Buying furniture these days usually involves a certain amount of Do It Yourself activity with a hammer and screwdriver. If you usually end up with a surplus of Part Bs, 14 extra screws and a shelf that doesn't seem to fit anywhere, imagine building an entire theatre of bolted-together segments that have come from another country. That's what is happening at the Park Avenue Armory, a massive 55,000-square-foot space on Manhattan's East Side, where a combination of the Lincoln Center Festival, the Royal Shakespeare Company (in association with The Ohio State University) and the Armory itself has embarked on a wonderfully loony project — the building, breaking down, transporting and rebuilding of Stratford-upon-Avon's Royal Shakespeare Theatre in New York.
"Every day is a new adventure," says Rebecca Robertson, president of the Armory. Built in 1877 as a military club, its wood-lined rooms designed by such luminaries as Stanford White and Louis Comfort Tiffany, the Armory has been turned by Robertson and her staff into an arts center where, she says, they "can do work that New Yorkers otherwise wouldn't be able to see. Nothing is too big or too difficult."

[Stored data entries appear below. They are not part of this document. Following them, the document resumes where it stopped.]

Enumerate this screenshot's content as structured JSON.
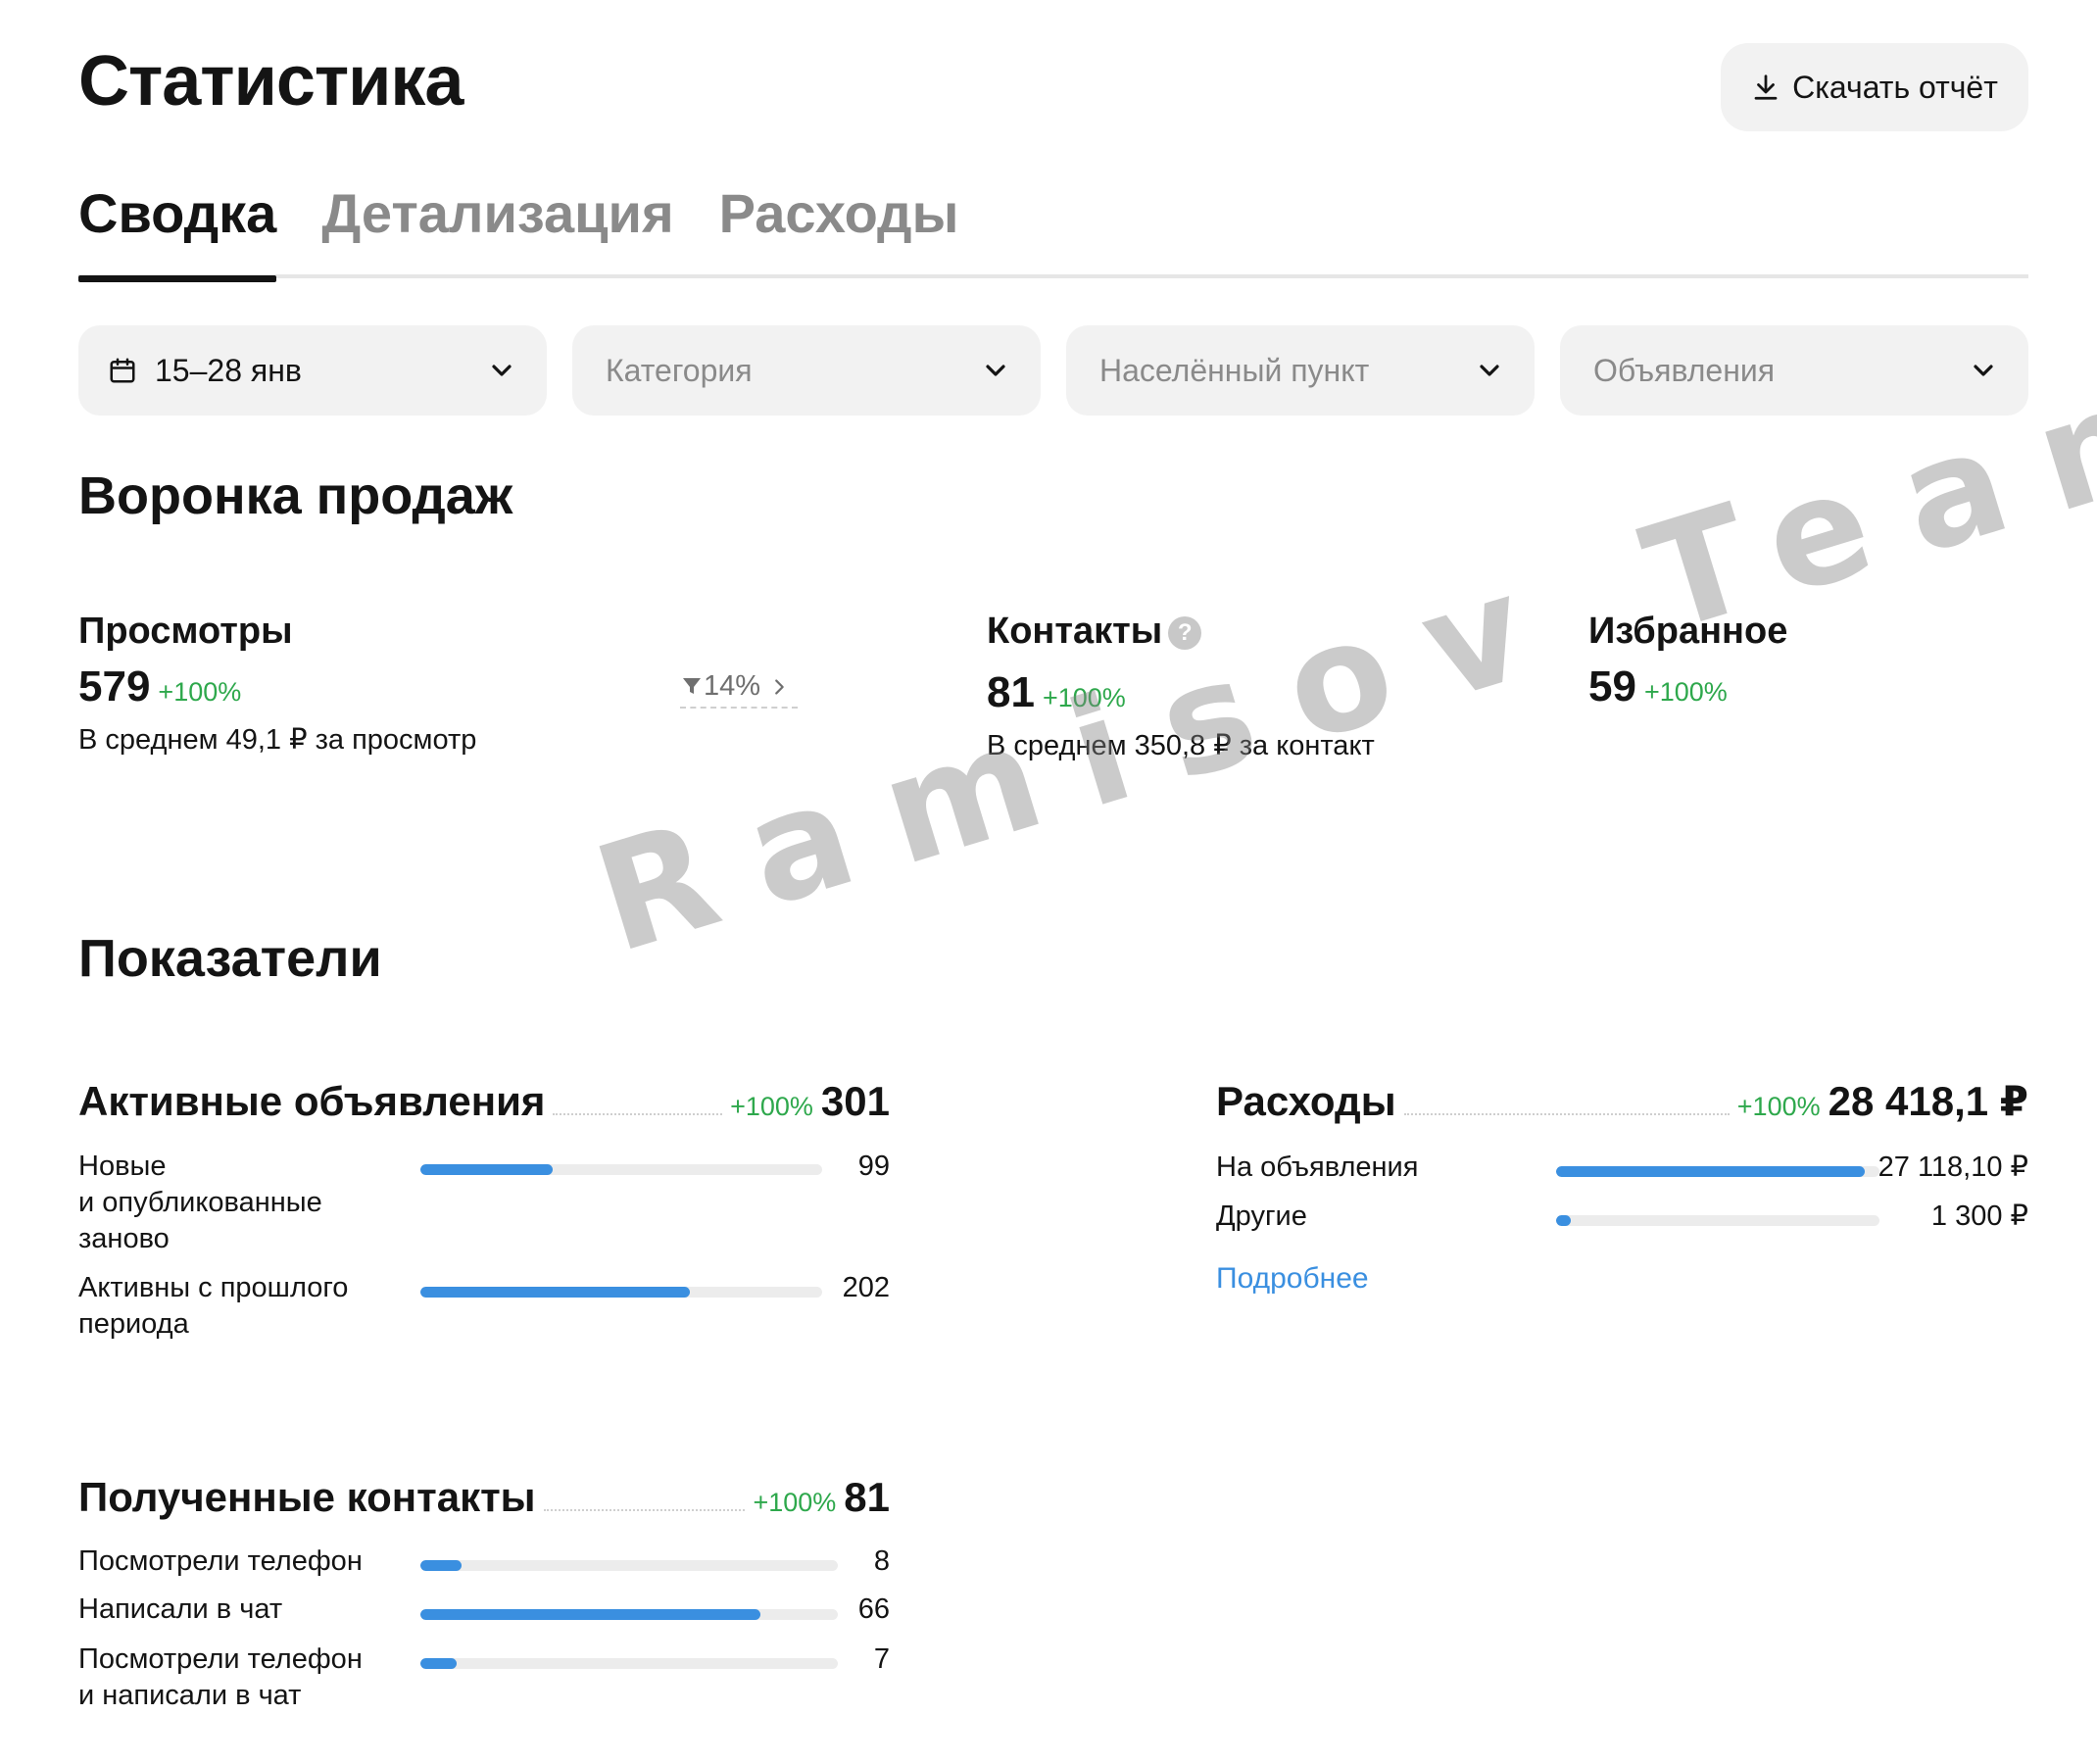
{
  "header": {
    "title": "Статистика",
    "download_label": "Скачать отчёт"
  },
  "tabs": [
    {
      "label": "Сводка",
      "active": true
    },
    {
      "label": "Детализация",
      "active": false
    },
    {
      "label": "Расходы",
      "active": false
    }
  ],
  "filters": {
    "date": "15–28 янв",
    "category": "Категория",
    "city": "Населённый пункт",
    "ads": "Объявления"
  },
  "funnel": {
    "title": "Воронка продаж",
    "views": {
      "title": "Просмотры",
      "value": "579",
      "change": "+100%",
      "sub": "В среднем 49,1 ₽ за просмотр"
    },
    "conversion": "14%",
    "contacts": {
      "title": "Контакты",
      "value": "81",
      "change": "+100%",
      "sub": "В среднем 350,8 ₽ за контакт"
    },
    "favorites": {
      "title": "Избранное",
      "value": "59",
      "change": "+100%"
    }
  },
  "indicators": {
    "title": "Показатели",
    "active_ads": {
      "title": "Активные объявления",
      "change": "+100%",
      "total": "301",
      "rows": [
        {
          "label": "Новые\nи опубликованные\nзаново",
          "value": "99",
          "fraction": 0.33
        },
        {
          "label": "Активны с прошлого\nпериода",
          "value": "202",
          "fraction": 0.67
        }
      ]
    },
    "expenses": {
      "title": "Расходы",
      "change": "+100%",
      "total": "28 418,1 ₽",
      "rows": [
        {
          "label": "На объявления",
          "value": "27 118,10 ₽",
          "fraction": 0.954
        },
        {
          "label": "Другие",
          "value": "1 300 ₽",
          "fraction": 0.046
        }
      ],
      "more_link": "Подробнее"
    },
    "contacts": {
      "title": "Полученные контакты",
      "change": "+100%",
      "total": "81",
      "rows": [
        {
          "label": "Посмотрели телефон",
          "value": "8",
          "fraction": 0.099
        },
        {
          "label": "Написали в чат",
          "value": "66",
          "fraction": 0.815
        },
        {
          "label": "Посмотрели телефон\nи написали в чат",
          "value": "7",
          "fraction": 0.086
        }
      ]
    }
  },
  "watermark": "Ramisov Team",
  "colors": {
    "accent": "#3a8fe0",
    "positive": "#2ea84c",
    "muted": "#8a8a8a",
    "chip_bg": "#f2f2f2"
  },
  "icons": [
    "download-icon",
    "calendar-icon",
    "chevron-down-icon",
    "funnel-icon",
    "chevron-right-icon",
    "help-icon"
  ]
}
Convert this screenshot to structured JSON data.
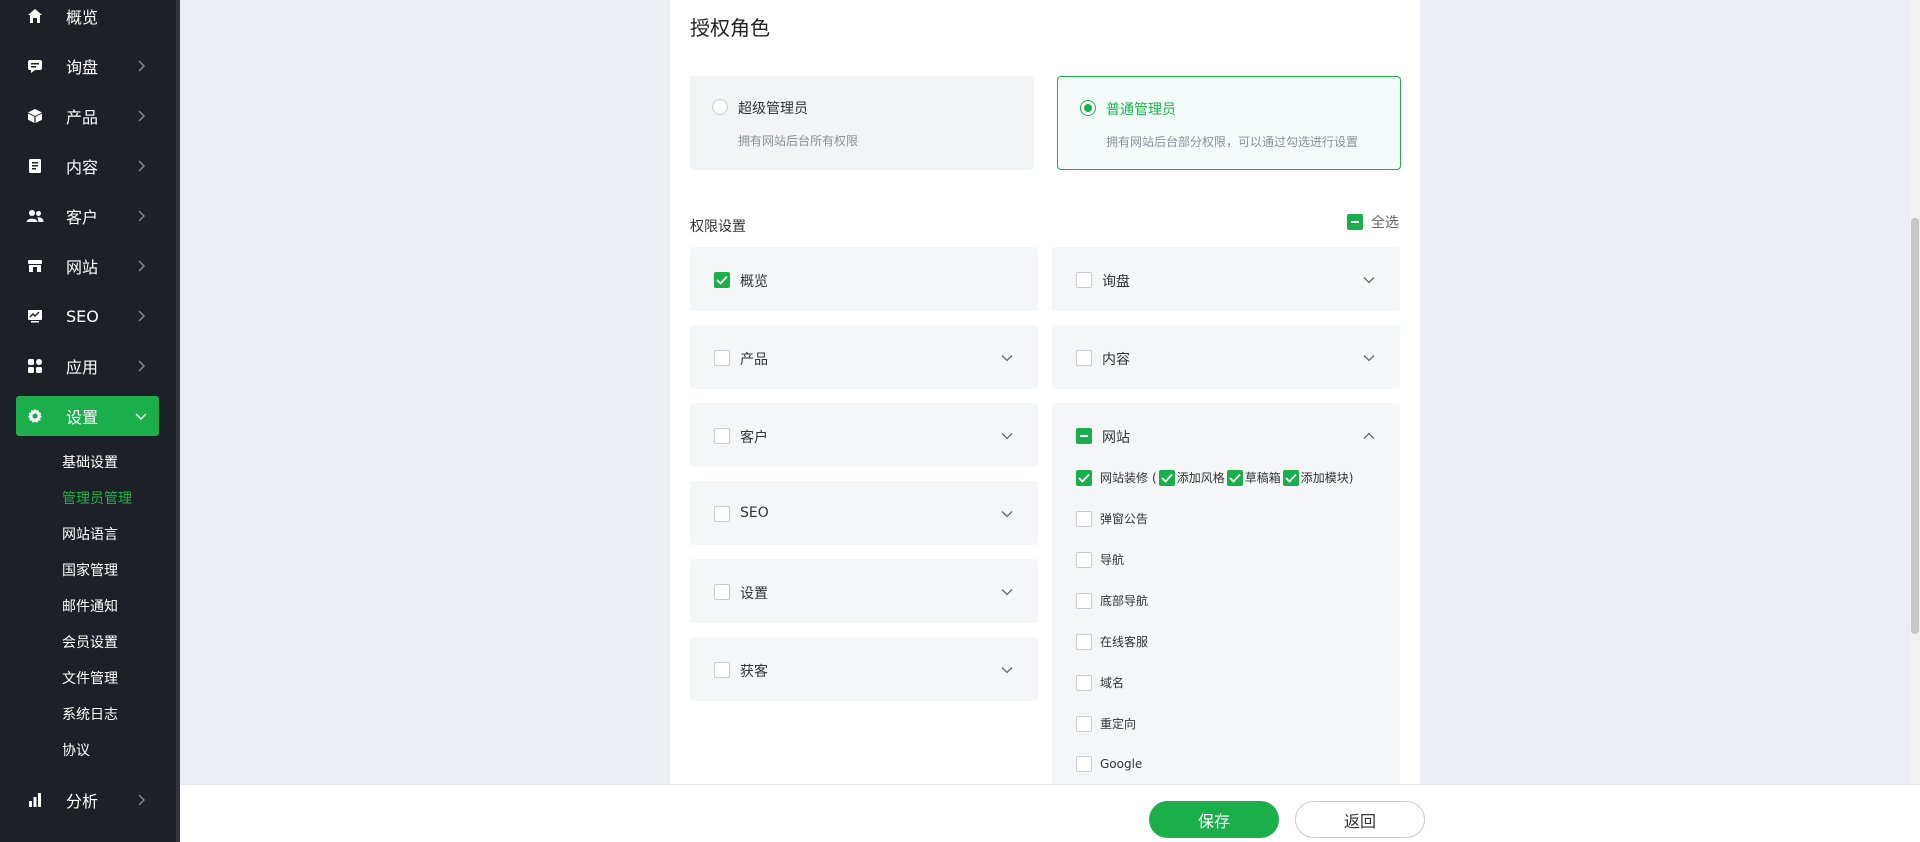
{
  "sidebar": {
    "items": [
      {
        "label": "概览",
        "icon": "home-icon"
      },
      {
        "label": "询盘",
        "icon": "message-icon"
      },
      {
        "label": "产品",
        "icon": "box-icon"
      },
      {
        "label": "内容",
        "icon": "document-icon"
      },
      {
        "label": "客户",
        "icon": "users-icon"
      },
      {
        "label": "网站",
        "icon": "store-icon"
      },
      {
        "label": "SEO",
        "icon": "monitor-chart-icon"
      },
      {
        "label": "应用",
        "icon": "apps-icon"
      },
      {
        "label": "设置",
        "icon": "gear-icon"
      },
      {
        "label": "分析",
        "icon": "bar-chart-icon"
      }
    ],
    "settings_sub": [
      "基础设置",
      "管理员管理",
      "网站语言",
      "国家管理",
      "邮件通知",
      "会员设置",
      "文件管理",
      "系统日志",
      "协议"
    ],
    "active_color": "#1aaf4b"
  },
  "main": {
    "title": "授权角色",
    "roles": [
      {
        "name": "超级管理员",
        "desc": "拥有网站后台所有权限",
        "selected": false
      },
      {
        "name": "普通管理员",
        "desc": "拥有网站后台部分权限，可以通过勾选进行设置",
        "selected": true
      }
    ],
    "perm_label": "权限设置",
    "select_all": "全选",
    "perms": [
      {
        "label": "概览",
        "state": "checked"
      },
      {
        "label": "询盘",
        "state": "unchecked"
      },
      {
        "label": "产品",
        "state": "unchecked"
      },
      {
        "label": "内容",
        "state": "unchecked"
      },
      {
        "label": "客户",
        "state": "unchecked"
      },
      {
        "label": "SEO",
        "state": "unchecked"
      },
      {
        "label": "设置",
        "state": "unchecked"
      },
      {
        "label": "获客",
        "state": "unchecked"
      },
      {
        "label": "网站",
        "state": "indeterminate"
      }
    ],
    "website_items": {
      "decor": {
        "label": "网站装修",
        "open": "(",
        "subs": [
          "添加风格",
          "草稿箱",
          "添加模块"
        ],
        "close": ")"
      },
      "others": [
        "弹窗公告",
        "导航",
        "底部导航",
        "在线客服",
        "域名",
        "重定向",
        "Google"
      ]
    }
  },
  "footer": {
    "save": "保存",
    "back": "返回"
  }
}
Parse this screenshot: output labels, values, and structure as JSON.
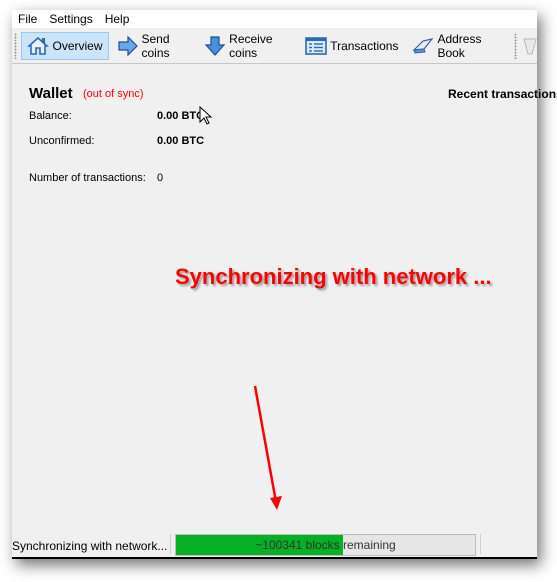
{
  "menu": [
    "File",
    "Settings",
    "Help"
  ],
  "toolbar": {
    "items": [
      {
        "label": "Overview",
        "icon": "home-icon",
        "active": true
      },
      {
        "label": "Send coins",
        "icon": "send-arrow-icon",
        "active": false
      },
      {
        "label": "Receive coins",
        "icon": "receive-arrow-icon",
        "active": false
      },
      {
        "label": "Transactions",
        "icon": "transactions-list-icon",
        "active": false
      },
      {
        "label": "Address Book",
        "icon": "address-book-icon",
        "active": false
      }
    ]
  },
  "wallet": {
    "title": "Wallet",
    "sync_state": "(out of sync)",
    "balance_label": "Balance:",
    "balance_value": "0.00 BTC",
    "unconfirmed_label": "Unconfirmed:",
    "unconfirmed_value": "0.00 BTC",
    "num_tx_label": "Number of transactions:",
    "num_tx_value": "0"
  },
  "recent_transactions": "Recent transactions",
  "annotation": "Synchronizing with network ...",
  "status": {
    "text": "Synchronizing with network...",
    "progress_label": "~100341 blocks remaining",
    "progress_percent": 56,
    "progress_color": "#06b025"
  }
}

So when Nigel Redden, the director of the Lincoln Center Festival, and Michael Boyd, artistic director of the Royal Shakespeare Company, wanted to bring five full-length plays by the RSC to New York this summer, the small matter of there being no suitable theatre was not going to stop them. They would, they decided, just bring one with them.
"When we recently rebuilt our theatre in Stratford," Boyd points out, "we knew we were going against the tide by building a deep thrust stage instead of the traditional proscenium arch. That's an issue wherever we work, because if we are to get seven plays up and running quickly in New York [that number includes shortened versions of Hamlet and The Comedy of Errors for schoolchildren] we need to be able to duplicate almost exactly the staging in Stratford. The best way is to use the experience of our own massively talented crew to build our theatre all over again. Once we've done it, we've got an amazing resource, a theatre we can use anywhere in the world." New Yorkers, it seems, can't get enough Shakespeare, especially in the summer. There's the Public Theater's Shakespeare in the Park series, Shakespeare in the theatres, even Shakespeare in the Parking Lot — but the Royal Shakespeare Company's New York residency is surely the most ambitious of them all. Not only are they building the physical structure — a replica of the Royal Shakespeare Theatre complete with its seating, lighting, backstage and technical areas — they are bringing nearly all the actors, stagehands, designers, wardrobe staff and personnel, too. Only when they step out onto Park Avenue will they be in New York. Tickets started flying out of the box office as soon as the season was announced, "[New York] audiences are avid to have the experience of being in an Elizabethan theatre," explains Robertson.
The five full-length productions — As You Like It, The Winter's Tale, King Lear, Julius Caesar and Romeo and Juliet — have all been seen by audiences in Stratford and in London, where a former railyard-turned-arts center, the Roundhouse, was used instead of a theatre. And though the gigantic Armory dwarfs the Roundhouse, the theatre inside it returns the productions to the space where they were meant to be seen... just in another country, an ocean away. Boyd says, "We can see our theatre as a piece of sculpture within the vastness of the Armory."
For Redden, the project fits exactly into his vision of what the Lincoln Center Festival must do: "It should add something to the cultural life of the city, not just duplicate what is available elsewhere, and in this case the exciting part is the ensemble company. This is special because it allows New Yorkers the opportunity to see Shakespeare's plays as his audiences on Bankside must have seen them, with the same cast of  actors playing several roles in five different plays, a true ensemble."
New York theatregoers also have a chance to see Greg Hicks, one of Britain's leading classical actors, in three of the five plays: as Leontes in The Winter's Tale and in the title roles of both Julius Caesar and the towering King Lear. As Redden points out, "One of the wonderful things about New Yorkers is that they take their culture seriously, their curiosity is real, and there's an audience for everything as long as it's good."
It is as yet unclear what will happen to the portable theatre when the season (running July 5-Aug. 14) is over. If audiences are as enthusiastic as indications suggest, perhaps there will be more plays from the RSC in the future. Robertson is hopeful: "We would love to have a long-term relationship with the RSC."
"After we finished building our Stratford home," Boyd says cheerfully, "we needed another mad project. So we did this. Cheap — only cost a million! Perhaps someone will want to buy it. If they do, we'll just build another."
But for now, this Royal Shakespeare Theatre stage will be unscrewed and folded back into its flat-packs to be shipped to its next big adventure... along with a few extra Part Bs, 14 homeless screws and the shelf that doesn't seem to fit anywhere.